Gastroschisis (GS) is one of the congenital abdominal wall defects, in which the bowel has prolapsed without a covering through a defect adjacent to (and nearly always to the right of) an otherwise normal umbilicus. Proper management of such cases gives them the opportunity to survive and thrive. In this chapter, simplified flowcharts for the initial management of GS, surgical intra-operative decisions and post-operative active follow-up of such cases will be presented and discussed. The first flowchart will discuss how to deal with a GS case from birth till the operative theatre, while the second flowchart will take the lead to guide the surgeon with the available surgical options and how to choose the suitable one for the case.
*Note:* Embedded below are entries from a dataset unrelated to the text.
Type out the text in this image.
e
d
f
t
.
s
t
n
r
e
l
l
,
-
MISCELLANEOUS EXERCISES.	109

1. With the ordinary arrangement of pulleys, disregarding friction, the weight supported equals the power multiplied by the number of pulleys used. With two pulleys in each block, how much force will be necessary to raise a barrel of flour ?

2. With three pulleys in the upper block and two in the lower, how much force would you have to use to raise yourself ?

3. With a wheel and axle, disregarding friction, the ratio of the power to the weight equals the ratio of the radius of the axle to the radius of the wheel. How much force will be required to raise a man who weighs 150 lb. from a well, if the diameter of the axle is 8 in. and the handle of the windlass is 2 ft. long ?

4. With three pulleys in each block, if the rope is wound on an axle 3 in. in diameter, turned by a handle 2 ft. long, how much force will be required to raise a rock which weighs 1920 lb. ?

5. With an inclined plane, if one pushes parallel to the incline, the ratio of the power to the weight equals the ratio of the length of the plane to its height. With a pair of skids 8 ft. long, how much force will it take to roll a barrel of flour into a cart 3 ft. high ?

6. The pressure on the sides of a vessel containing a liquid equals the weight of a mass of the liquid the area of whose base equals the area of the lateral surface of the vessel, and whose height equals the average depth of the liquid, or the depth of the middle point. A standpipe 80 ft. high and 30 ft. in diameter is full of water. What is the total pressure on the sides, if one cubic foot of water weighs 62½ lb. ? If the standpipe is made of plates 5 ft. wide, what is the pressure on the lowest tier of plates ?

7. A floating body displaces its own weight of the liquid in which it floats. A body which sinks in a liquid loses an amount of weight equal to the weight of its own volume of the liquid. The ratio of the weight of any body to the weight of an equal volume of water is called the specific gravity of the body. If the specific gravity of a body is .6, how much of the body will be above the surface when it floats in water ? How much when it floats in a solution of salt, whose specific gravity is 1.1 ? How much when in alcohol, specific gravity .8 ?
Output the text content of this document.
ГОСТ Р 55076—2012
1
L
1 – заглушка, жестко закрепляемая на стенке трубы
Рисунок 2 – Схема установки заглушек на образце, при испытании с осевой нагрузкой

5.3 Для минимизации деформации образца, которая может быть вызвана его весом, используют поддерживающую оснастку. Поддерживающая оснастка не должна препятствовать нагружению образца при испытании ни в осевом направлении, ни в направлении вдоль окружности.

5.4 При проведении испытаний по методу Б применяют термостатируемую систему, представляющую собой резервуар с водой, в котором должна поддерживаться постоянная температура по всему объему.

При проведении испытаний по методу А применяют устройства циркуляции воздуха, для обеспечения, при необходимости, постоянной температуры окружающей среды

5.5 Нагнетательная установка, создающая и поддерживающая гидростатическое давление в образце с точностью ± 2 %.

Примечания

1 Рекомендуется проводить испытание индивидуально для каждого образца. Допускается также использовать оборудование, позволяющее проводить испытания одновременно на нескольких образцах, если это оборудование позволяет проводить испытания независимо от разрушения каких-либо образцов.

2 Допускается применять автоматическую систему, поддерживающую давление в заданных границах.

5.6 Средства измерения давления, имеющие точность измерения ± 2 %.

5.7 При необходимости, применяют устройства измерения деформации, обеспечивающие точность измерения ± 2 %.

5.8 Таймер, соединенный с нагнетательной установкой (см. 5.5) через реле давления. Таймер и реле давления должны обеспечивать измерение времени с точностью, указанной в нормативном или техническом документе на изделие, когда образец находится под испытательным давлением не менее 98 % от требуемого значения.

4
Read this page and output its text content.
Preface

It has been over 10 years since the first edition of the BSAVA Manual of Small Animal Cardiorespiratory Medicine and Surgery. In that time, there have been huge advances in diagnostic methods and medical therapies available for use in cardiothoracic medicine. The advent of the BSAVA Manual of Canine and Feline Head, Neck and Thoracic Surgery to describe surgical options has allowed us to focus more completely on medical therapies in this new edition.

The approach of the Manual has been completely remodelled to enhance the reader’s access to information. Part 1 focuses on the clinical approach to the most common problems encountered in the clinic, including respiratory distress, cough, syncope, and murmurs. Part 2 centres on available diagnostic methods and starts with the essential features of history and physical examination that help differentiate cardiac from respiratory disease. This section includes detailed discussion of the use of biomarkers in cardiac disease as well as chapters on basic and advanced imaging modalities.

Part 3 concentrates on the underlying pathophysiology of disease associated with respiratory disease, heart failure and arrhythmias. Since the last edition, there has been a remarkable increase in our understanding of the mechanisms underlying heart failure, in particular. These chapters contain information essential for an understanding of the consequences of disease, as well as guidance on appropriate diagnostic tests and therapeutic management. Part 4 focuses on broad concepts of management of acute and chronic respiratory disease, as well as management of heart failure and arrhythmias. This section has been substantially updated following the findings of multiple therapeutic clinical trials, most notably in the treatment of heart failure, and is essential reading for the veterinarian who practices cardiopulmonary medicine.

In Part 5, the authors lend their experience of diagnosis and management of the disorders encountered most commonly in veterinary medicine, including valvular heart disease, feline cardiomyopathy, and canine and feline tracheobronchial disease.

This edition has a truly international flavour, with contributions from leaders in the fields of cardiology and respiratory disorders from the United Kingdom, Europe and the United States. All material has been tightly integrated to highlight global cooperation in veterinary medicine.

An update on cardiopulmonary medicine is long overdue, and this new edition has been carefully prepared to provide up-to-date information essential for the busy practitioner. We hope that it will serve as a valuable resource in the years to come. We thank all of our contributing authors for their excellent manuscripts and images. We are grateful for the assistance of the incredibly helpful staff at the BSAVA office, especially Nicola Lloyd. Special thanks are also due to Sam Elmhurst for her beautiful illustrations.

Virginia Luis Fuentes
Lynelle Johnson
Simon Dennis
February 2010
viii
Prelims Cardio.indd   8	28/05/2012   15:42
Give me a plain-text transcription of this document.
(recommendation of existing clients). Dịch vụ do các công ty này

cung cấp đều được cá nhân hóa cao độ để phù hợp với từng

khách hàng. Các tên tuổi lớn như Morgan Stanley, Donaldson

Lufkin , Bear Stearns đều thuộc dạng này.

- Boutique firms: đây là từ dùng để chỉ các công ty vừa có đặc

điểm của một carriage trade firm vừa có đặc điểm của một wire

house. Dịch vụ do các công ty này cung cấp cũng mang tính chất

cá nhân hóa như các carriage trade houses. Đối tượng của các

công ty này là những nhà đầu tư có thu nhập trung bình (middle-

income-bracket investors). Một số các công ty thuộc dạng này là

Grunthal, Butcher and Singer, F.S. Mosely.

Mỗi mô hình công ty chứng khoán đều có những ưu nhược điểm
Finally, the post-operative active follow-up fluid management and possible complications are discussed.

Keywords

  • gastroschisis
  • AWDs
  • fluid management
  • LMIC
  • complications

1. Introduction

Gastroschisis (GS) or more aptly “laparoschisis” is a congenital abdominal wall defect (AWD) leading to herniation of the gut more commonly to the right of the umbilical cord (Figure 1). It differs from other AWDs in causality, risk factors, and associated anomalies [1, 2, 3].

Figure 1.

Gastroschisis with prolapsed bowel to the right of the umbilicus.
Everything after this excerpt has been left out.